(Bild: Coralie Wenger)

1+1=3

Nelly Bütikofer gewinnt aus der Vielzahl menschlicher Wesenszüge eine Spannung.

Scheu, Sorge, Scham hier. Gestaltungswille, Wagemut, Neugier da. Talent, Vermögen, Träume dort. Dazu Schmerz, Widerstand, Erfahrung. Und Furcht, Hoffen, Zweifel. All das und noch mehr steckt in allen. Je verschieden ausgeprägt und ausgelebt. In «Ich-Ausplauderungen» teilen sich Silke Geertz (Schauspiel), Philippe Egli (Tanz), Marc Jenny (Kontrabass) und Marcel Weiss (Projektion) die Einzeleinflüsse, aus denen als Kondensat der Spieltrieb erwächst. Dienlich in der Überwindung von Hemmnissen, für die Bewältigung einer Erfahrung von zu hoch gehängten Zielen, erst recht für das Aufrappeln, Krönchenrichten und Weiterexperimentieren. Als Inspirationsquelle nennt Nelly Bütikofer Kurt Martis annähernd ausufernde Sammlung «Wortwarenladen», worin sich literarische Fundstücke und erfundene Wortkreationen ergänzen, sich den Rang ablaufen, in sich widersprüchliche Signale vereinen und ganz gewiss eine Liebe zur Poesie nähren können. Als ob sich Wort, Klang und Bewegung in ihrer Einnahme eines Raums zunächst misstrauten, treten die drei physisch anwesenden Künstler:innen zuerst separiert voneinander auf. Das wirkt wahlweise monochrom oder eben statisch. So wirds nichts, wird ihnen gewahr, weshalb sie einzeln den Mut fassen, ihre Komfortzone zu verlassen, damit aus einer Ergänzung ein Mehr erwachsen kann. Getreu der streng mathematischen Formel 1+1=3. Als roter Faden dient die Nahbarkeit der Bemühungen, die so oder ähnlich alle von sich selber kennen, weniger ein inhaltlicher Handlungsstrang. Wie eine empirische Beobachtungs- und Lernstudie in Echtzeit. Also auch recht kindlich unbekümmert – hellwach und vorurteilsfrei.
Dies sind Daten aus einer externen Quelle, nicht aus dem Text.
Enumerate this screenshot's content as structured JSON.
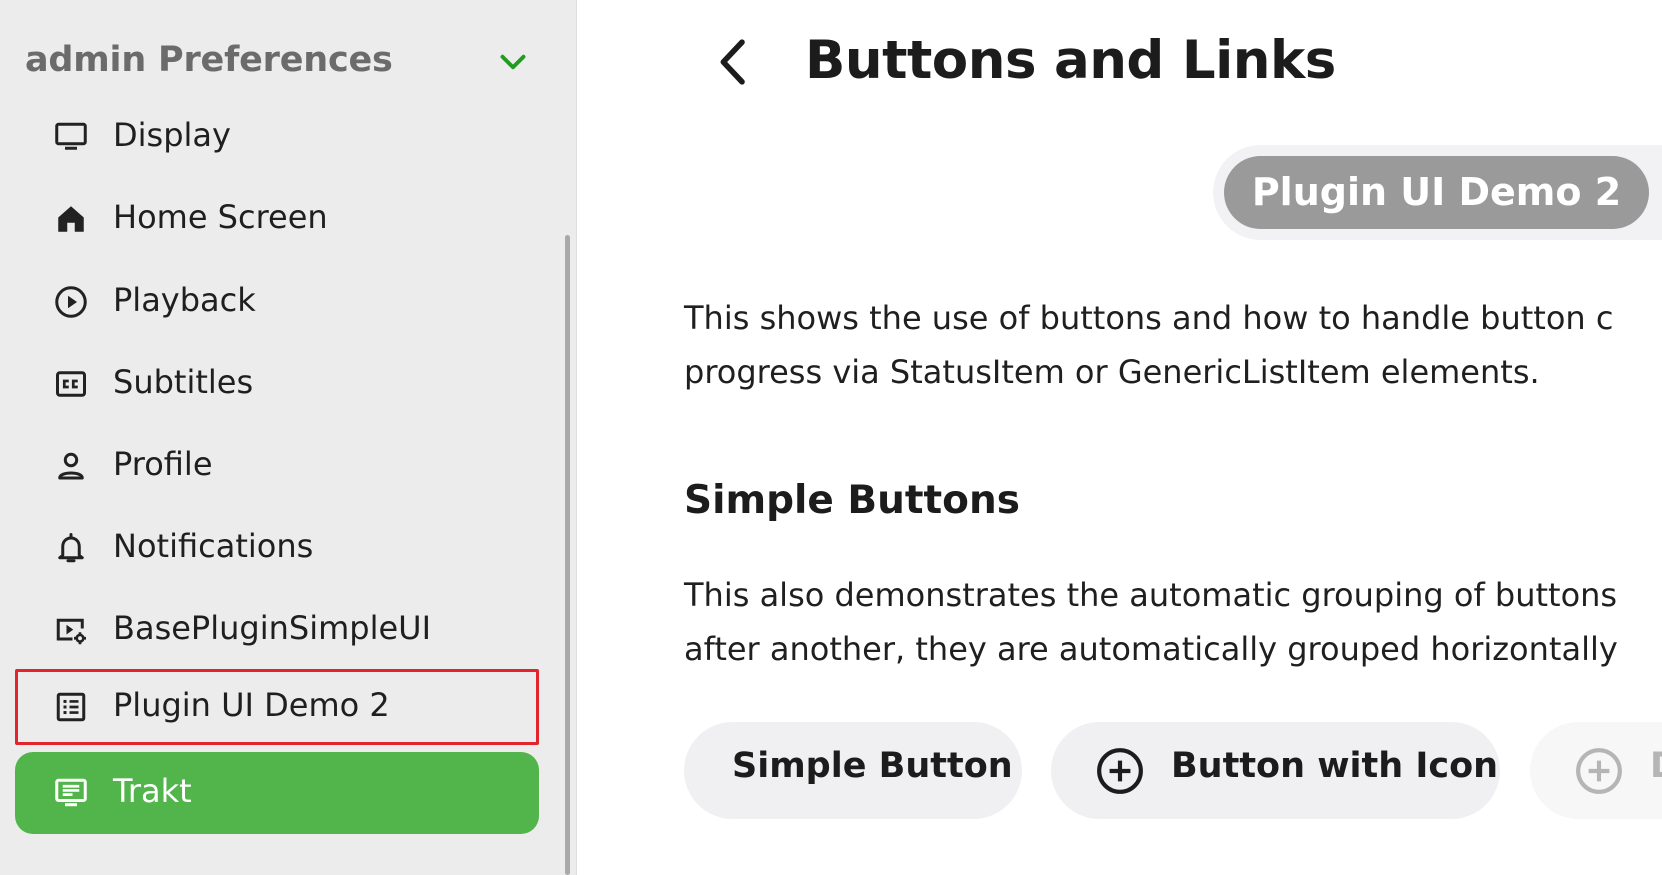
{
  "sidebar": {
    "title": "admin Preferences",
    "items": [
      {
        "label": "Display"
      },
      {
        "label": "Home Screen"
      },
      {
        "label": "Playback"
      },
      {
        "label": "Subtitles"
      },
      {
        "label": "Profile"
      },
      {
        "label": "Notifications"
      },
      {
        "label": "BasePluginSimpleUI"
      },
      {
        "label": "Plugin UI Demo 2"
      },
      {
        "label": "Trakt"
      }
    ]
  },
  "main": {
    "title": "Buttons and Links",
    "plugin_chip": "Plugin UI Demo 2",
    "intro_line1": "This shows the use of buttons and how to handle button c",
    "intro_line2": "progress via StatusItem or GenericListItem elements.",
    "section_title": "Simple Buttons",
    "section_line1": "This also demonstrates the automatic grouping of buttons",
    "section_line2": "after another, they are automatically grouped horizontally",
    "buttons": [
      {
        "label": "Simple Button"
      },
      {
        "label": "Button with Icon"
      },
      {
        "label": "D"
      }
    ]
  },
  "colors": {
    "active_green": "#52b54b",
    "focus_red": "#e2242c",
    "chevron_green": "#1f9d1f",
    "chip_gray": "#9a9a9a"
  },
  "icons": {
    "chevron": "chevron-down-icon",
    "display": "monitor-icon",
    "home": "home-icon",
    "playback": "play-circle-icon",
    "subtitles": "closed-caption-icon",
    "profile": "person-icon",
    "notifications": "bell-icon",
    "base_plugin": "video-settings-icon",
    "plugin_demo": "list-alt-icon",
    "trakt": "tv-list-icon",
    "back": "chevron-left-icon",
    "add": "add-circle-icon"
  }
}
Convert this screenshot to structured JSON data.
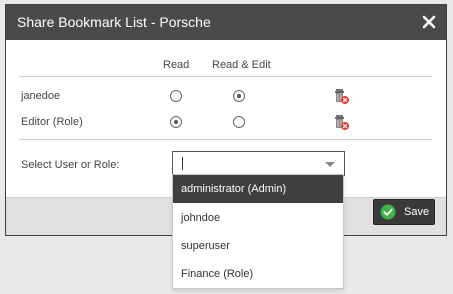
{
  "dialog": {
    "title": "Share Bookmark List - Porsche",
    "close_icon": "close-icon"
  },
  "permissions": {
    "columns": [
      "Read",
      "Read & Edit"
    ],
    "rows": [
      {
        "label": "janedoe",
        "read": false,
        "read_edit": true
      },
      {
        "label": "Editor (Role)",
        "read": true,
        "read_edit": false
      }
    ],
    "delete_icon": "trash-delete-icon"
  },
  "selector": {
    "label": "Select User or Role:",
    "value": "",
    "options": [
      "administrator (Admin)",
      "johndoe",
      "superuser",
      "Finance (Role)"
    ],
    "highlighted_index": 0
  },
  "footer": {
    "save_label": "Save",
    "save_icon": "check-circle-icon"
  },
  "colors": {
    "titlebar": "#4a4a4a",
    "highlight": "#3f3f3f",
    "save_check": "#3db54a",
    "delete_badge": "#e53935"
  }
}
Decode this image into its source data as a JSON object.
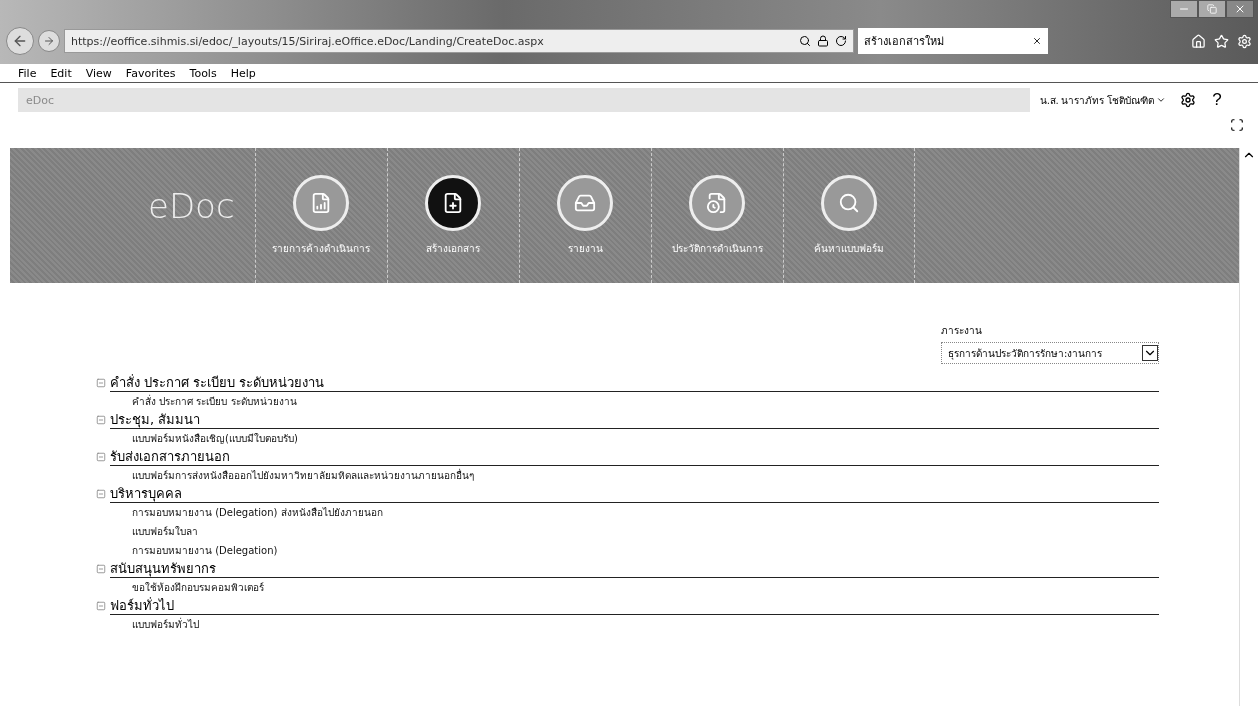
{
  "browser": {
    "url": "https://eoffice.sihmis.si/edoc/_layouts/15/Siriraj.eOffice.eDoc/Landing/CreateDoc.aspx",
    "tab": {
      "title": "สร้างเอกสารใหม่",
      "selected": true
    },
    "menu": [
      "File",
      "Edit",
      "View",
      "Favorites",
      "Tools",
      "Help"
    ]
  },
  "suite_bar": {
    "brand": "eDoc",
    "user": "น.ส. นาราภัทร โชติบัณฑิต",
    "help": "?"
  },
  "banner": {
    "logo": "eDoc",
    "nav": [
      {
        "label": "รายการค้างดำเนินการ",
        "kind": "chart",
        "selected": false
      },
      {
        "label": "สร้างเอกสาร",
        "kind": "create",
        "selected": true
      },
      {
        "label": "รายงาน",
        "kind": "inbox",
        "selected": false
      },
      {
        "label": "ประวัติการดำเนินการ",
        "kind": "history",
        "selected": false
      },
      {
        "label": "ค้นหาแบบฟอร์ม",
        "kind": "search",
        "selected": false
      }
    ]
  },
  "workload": {
    "label": "ภาระงาน",
    "value": "ธุรการด้านประวัติการรักษา:งานการ"
  },
  "categories": [
    {
      "title": "คำสั่ง ประกาศ ระเบียบ ระดับหน่วยงาน",
      "expanded": true,
      "children": [
        {
          "title": "คำสั่ง ประกาศ ระเบียบ ระดับหน่วยงาน"
        }
      ]
    },
    {
      "title": "ประชุม, สัมมนา",
      "expanded": true,
      "children": [
        {
          "title": "แบบฟอร์มหนังสือเชิญ(แบบมีใบตอบรับ)"
        }
      ]
    },
    {
      "title": "รับส่งเอกสารภายนอก",
      "expanded": true,
      "children": [
        {
          "title": "แบบฟอร์มการส่งหนังสือออกไปยังมหาวิทยาลัยมหิดลและหน่วยงานภายนอกอื่นๆ"
        }
      ]
    },
    {
      "title": "บริหารบุคคล",
      "expanded": true,
      "children": [
        {
          "title": "การมอบหมายงาน (Delegation) ส่งหนังสือไปยังภายนอก"
        },
        {
          "title": "แบบฟอร์มใบลา"
        },
        {
          "title": "การมอบหมายงาน (Delegation)"
        }
      ]
    },
    {
      "title": "สนับสนุนทรัพยากร",
      "expanded": true,
      "children": [
        {
          "title": "ขอใช้ห้องฝึกอบรมคอมพิวเตอร์"
        }
      ]
    },
    {
      "title": "ฟอร์มทั่วไป",
      "expanded": true,
      "children": [
        {
          "title": "แบบฟอร์มทั่วไป"
        }
      ]
    }
  ]
}
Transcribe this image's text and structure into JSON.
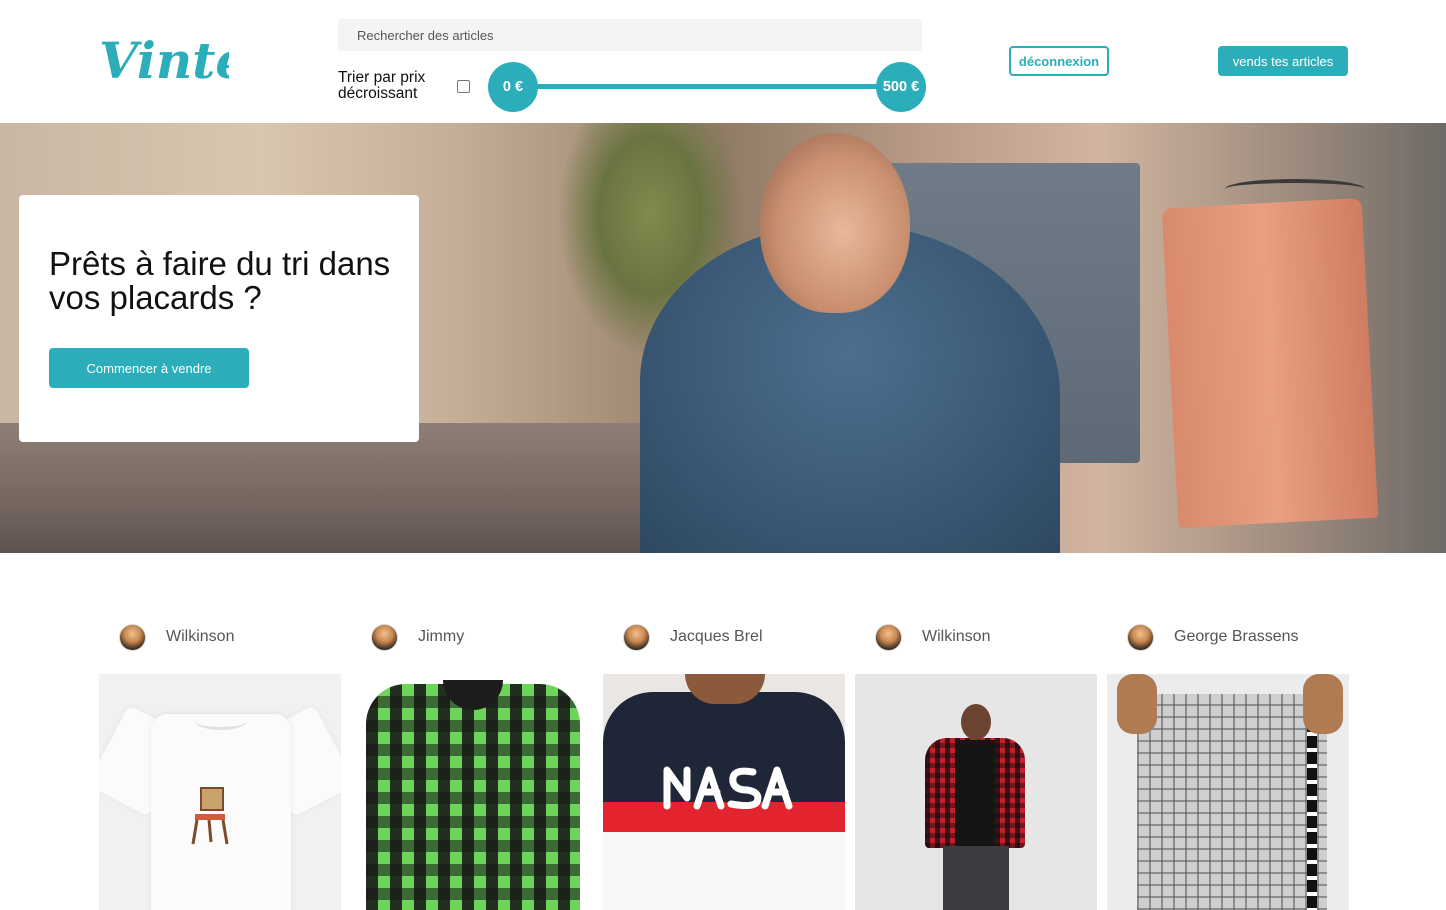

Dass hinter der experimentellen Wirkung das Zusammenspiel von Professionellen steckt, könnte leicht vergessen gehen, wenn denn diese vorgelebte Rundumoffenheit publikumsseitig bereits zuvor antizipiert worden ist. Falls nicht, wuchert diese Arbeit regelrecht mit Reizen, dies fürderhin zu tun.

«Ich-Ausplauderungen», 17.1., Helferei, Zürich.